Si le "transfert" ou la "copie" de la conscience sur un support informatique devient un jour possible, l'ampleur des questions éthiques et pratiques qui se poseront est absolument gigantesque. 

D'abord, dans le cadre de la lutte contre le vieillissement, le changement devrait être radical. Certains supports informatiques se détériorent avec le temps mais les fichiers informatiques eux se conservent quasiment sans autre limitation que l'accident technique. De plus, les copies de sauvegarde sont possibles. Plus vertigineux encore, il pourrait être possible de créer un temps subjectif se déroulant à un autre rythme que le rythme biologique. Un temps biologique de 24 heures pourrait par exemple représenter dix jours de temps informatique. 

En dehors des questions relatives à la longévité, les interrogations éthiques sont aussi gigantesques.
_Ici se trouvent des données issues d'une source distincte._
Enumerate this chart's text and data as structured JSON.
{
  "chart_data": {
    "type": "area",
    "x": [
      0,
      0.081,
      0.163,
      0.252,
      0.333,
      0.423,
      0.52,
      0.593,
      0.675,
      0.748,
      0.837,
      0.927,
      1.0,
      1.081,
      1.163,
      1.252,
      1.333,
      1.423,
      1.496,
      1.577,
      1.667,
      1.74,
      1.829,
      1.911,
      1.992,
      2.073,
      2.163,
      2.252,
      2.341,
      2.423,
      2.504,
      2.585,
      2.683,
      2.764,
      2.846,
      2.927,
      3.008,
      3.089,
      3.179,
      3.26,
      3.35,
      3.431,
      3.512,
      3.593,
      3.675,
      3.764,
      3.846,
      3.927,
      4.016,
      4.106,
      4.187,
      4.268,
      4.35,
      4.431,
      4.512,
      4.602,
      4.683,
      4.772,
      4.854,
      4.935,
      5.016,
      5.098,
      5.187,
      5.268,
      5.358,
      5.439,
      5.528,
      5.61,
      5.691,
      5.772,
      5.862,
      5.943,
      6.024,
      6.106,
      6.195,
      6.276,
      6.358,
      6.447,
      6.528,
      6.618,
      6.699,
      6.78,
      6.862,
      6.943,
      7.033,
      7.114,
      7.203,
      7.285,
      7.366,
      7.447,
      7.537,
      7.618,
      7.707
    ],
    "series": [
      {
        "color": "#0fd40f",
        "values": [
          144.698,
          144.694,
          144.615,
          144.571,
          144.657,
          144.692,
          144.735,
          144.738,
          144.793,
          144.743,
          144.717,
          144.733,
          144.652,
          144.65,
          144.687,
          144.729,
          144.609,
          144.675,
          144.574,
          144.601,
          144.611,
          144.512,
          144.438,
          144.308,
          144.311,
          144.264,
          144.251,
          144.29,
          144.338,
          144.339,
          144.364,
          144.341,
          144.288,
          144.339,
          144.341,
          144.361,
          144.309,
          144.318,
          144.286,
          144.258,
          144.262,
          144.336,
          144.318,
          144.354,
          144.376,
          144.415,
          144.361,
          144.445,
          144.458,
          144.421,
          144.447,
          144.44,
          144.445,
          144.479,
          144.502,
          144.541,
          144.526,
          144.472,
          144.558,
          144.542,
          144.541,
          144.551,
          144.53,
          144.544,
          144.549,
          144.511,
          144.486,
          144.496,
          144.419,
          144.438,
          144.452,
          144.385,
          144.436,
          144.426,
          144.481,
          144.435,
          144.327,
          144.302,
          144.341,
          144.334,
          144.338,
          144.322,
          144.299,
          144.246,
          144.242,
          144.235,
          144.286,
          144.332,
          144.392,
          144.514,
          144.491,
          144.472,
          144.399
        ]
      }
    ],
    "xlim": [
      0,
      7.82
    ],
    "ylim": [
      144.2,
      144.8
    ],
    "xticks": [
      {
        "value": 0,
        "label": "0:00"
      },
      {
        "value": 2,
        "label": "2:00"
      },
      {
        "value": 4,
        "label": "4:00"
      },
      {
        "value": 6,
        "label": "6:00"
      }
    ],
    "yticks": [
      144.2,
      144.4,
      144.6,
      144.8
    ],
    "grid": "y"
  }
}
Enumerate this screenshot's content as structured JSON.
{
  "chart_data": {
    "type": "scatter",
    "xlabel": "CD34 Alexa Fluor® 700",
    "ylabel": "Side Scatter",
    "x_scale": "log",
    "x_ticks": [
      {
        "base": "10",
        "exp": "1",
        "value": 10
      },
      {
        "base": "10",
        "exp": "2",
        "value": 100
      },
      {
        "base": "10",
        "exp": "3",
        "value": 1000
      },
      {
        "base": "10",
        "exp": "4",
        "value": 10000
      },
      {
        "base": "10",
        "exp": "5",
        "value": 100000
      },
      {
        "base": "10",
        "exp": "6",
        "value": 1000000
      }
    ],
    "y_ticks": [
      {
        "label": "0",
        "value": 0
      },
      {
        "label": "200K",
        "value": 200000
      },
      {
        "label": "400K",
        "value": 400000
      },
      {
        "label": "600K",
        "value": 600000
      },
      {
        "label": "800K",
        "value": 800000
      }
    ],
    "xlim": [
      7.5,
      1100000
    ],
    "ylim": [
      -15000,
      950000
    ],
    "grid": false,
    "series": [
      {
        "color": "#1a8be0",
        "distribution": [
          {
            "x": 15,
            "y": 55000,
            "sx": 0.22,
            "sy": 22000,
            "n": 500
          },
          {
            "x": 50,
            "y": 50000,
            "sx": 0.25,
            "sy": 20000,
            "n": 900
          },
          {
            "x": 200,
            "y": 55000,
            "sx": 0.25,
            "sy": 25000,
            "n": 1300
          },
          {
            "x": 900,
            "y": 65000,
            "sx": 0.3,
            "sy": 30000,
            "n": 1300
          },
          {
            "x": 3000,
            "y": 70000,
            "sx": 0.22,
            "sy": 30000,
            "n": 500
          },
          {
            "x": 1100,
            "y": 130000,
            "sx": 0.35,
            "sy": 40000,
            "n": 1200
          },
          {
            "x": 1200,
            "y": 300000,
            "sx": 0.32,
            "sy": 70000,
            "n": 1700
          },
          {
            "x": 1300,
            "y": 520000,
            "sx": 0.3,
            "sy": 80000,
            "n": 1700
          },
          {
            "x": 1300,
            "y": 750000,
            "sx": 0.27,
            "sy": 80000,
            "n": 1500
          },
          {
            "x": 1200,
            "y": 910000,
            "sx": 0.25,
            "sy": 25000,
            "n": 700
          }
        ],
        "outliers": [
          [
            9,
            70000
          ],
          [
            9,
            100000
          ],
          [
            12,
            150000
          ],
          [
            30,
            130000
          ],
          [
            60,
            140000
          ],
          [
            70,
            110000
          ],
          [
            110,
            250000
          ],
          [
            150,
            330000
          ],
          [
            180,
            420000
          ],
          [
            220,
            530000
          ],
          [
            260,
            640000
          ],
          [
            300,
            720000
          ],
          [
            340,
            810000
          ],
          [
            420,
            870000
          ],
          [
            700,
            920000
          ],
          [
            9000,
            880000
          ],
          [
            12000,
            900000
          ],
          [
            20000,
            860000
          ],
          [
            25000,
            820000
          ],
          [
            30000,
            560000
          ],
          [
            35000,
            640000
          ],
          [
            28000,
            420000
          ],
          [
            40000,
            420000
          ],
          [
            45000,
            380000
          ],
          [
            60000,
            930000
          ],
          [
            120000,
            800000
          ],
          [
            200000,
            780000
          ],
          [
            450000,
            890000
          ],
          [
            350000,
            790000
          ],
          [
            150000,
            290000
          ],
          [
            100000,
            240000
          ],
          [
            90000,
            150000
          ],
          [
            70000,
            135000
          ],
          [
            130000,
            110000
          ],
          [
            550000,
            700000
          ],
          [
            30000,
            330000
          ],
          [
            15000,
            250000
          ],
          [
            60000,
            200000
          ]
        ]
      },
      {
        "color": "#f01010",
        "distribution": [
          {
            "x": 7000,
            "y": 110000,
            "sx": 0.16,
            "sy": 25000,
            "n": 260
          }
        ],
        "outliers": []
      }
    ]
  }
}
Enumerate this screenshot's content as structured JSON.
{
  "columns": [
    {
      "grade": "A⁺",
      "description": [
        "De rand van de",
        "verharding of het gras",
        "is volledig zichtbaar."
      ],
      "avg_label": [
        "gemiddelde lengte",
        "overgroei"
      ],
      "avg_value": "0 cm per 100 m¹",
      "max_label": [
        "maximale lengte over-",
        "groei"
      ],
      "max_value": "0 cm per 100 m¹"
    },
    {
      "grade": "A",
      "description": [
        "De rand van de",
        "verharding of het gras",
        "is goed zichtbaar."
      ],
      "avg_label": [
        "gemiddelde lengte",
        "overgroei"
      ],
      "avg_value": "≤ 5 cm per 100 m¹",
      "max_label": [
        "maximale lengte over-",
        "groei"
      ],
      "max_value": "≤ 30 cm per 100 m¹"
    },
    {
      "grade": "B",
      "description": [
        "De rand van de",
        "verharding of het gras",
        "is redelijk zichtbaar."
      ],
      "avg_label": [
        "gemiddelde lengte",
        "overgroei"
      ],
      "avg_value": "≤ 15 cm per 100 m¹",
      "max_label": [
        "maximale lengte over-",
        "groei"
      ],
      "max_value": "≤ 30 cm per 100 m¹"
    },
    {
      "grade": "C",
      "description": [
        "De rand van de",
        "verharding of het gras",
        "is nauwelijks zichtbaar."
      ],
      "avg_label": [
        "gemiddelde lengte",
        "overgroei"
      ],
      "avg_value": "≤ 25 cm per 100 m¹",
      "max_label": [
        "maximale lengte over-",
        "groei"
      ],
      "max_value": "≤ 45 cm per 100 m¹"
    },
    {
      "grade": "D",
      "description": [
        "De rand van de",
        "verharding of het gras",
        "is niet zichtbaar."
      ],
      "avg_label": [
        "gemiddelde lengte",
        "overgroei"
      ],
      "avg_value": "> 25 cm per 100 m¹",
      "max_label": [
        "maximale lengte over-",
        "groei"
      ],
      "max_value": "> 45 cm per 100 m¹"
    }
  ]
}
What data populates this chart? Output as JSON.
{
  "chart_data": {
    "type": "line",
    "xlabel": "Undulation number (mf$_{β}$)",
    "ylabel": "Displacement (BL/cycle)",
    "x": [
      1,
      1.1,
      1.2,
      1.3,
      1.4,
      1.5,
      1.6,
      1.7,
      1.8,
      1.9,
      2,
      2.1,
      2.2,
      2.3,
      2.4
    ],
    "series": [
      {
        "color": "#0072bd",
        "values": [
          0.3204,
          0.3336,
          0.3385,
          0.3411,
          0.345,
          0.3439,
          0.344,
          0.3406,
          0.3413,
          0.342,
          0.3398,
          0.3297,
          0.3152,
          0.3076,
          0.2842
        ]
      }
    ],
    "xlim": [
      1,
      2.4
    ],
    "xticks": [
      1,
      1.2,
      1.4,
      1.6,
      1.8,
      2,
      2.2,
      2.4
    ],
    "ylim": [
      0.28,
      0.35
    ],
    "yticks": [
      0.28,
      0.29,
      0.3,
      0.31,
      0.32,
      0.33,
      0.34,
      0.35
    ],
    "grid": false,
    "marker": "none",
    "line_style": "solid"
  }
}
Voici les principales:

- Serait-il possible et/ou souhaitable de multiplier des "copies" d'êtres humains identiques ?
- Serait-il admissible de détruire une "copie" d'être humain, une opération qui pourra être aussi simple que d'effacer un fichier d'un disque dur d'un ordinateur;
- S'il est possible de "copier" un être humain sans le détruire, serait-il admissible de créer un équivalent informatique subsistant à côté d'un 'être humain physiologique ?
- Serait-il possible/admissible de créer des "copies" d'êtres humains différents des originaux parce que plus intelligents, plus heureux ou plus gérables ou serviles ?

Mais avant tout, il faudrait bien sûr répondre à la toute première question: peut-on copier ou créer une conscience? 

Notre réaction intuitive à ces questions est de nous dire que ces idées sont tellement irréalistes qu'elles ne se poseront pas. Dans le domaine de la science, le passé de ces dernières décennies a cependant prouvé que ce qui apparaissait comme totalement impossible ne le reste pas nécessairement toujours. Nous déplaçons de gigantesques monstres de métal dans l'air, l'homme a marché sur la lune, presque tout ce qui est informatique a le don d'ubiquité, ...
Prévenir vaut mieux que guérir. Mieux vaut réfléchir pour rien à un bouleversement incertain que de risquer d'y être confronté sans préparation.


La bonne nouvelle du mois: des télomères pour une vie plus longue ... des souris 

Les télomères sont des parties de chromosome en lien étroit avec la durée de la vie. Ils raccourcissent avec l'âge. Certaines souris ayant une mutation génétique provoquée disposent de télomères plus longs et vivent plus longtemps. Des chercheurs espagnols viennent de réaliser une expérience par laquelle des souris adultes ont reçu cette mutation par thérapie génique. Autrement dit, les souris étaient nées sans la mutation favorable mais l'ont reçue une fois adulte. Les souris traitées à l'âge d'un an ont vécu en moyenne 24 % plus longtemps, celles traitées à l'âge de 2 ans en moyenne 13 % de plus.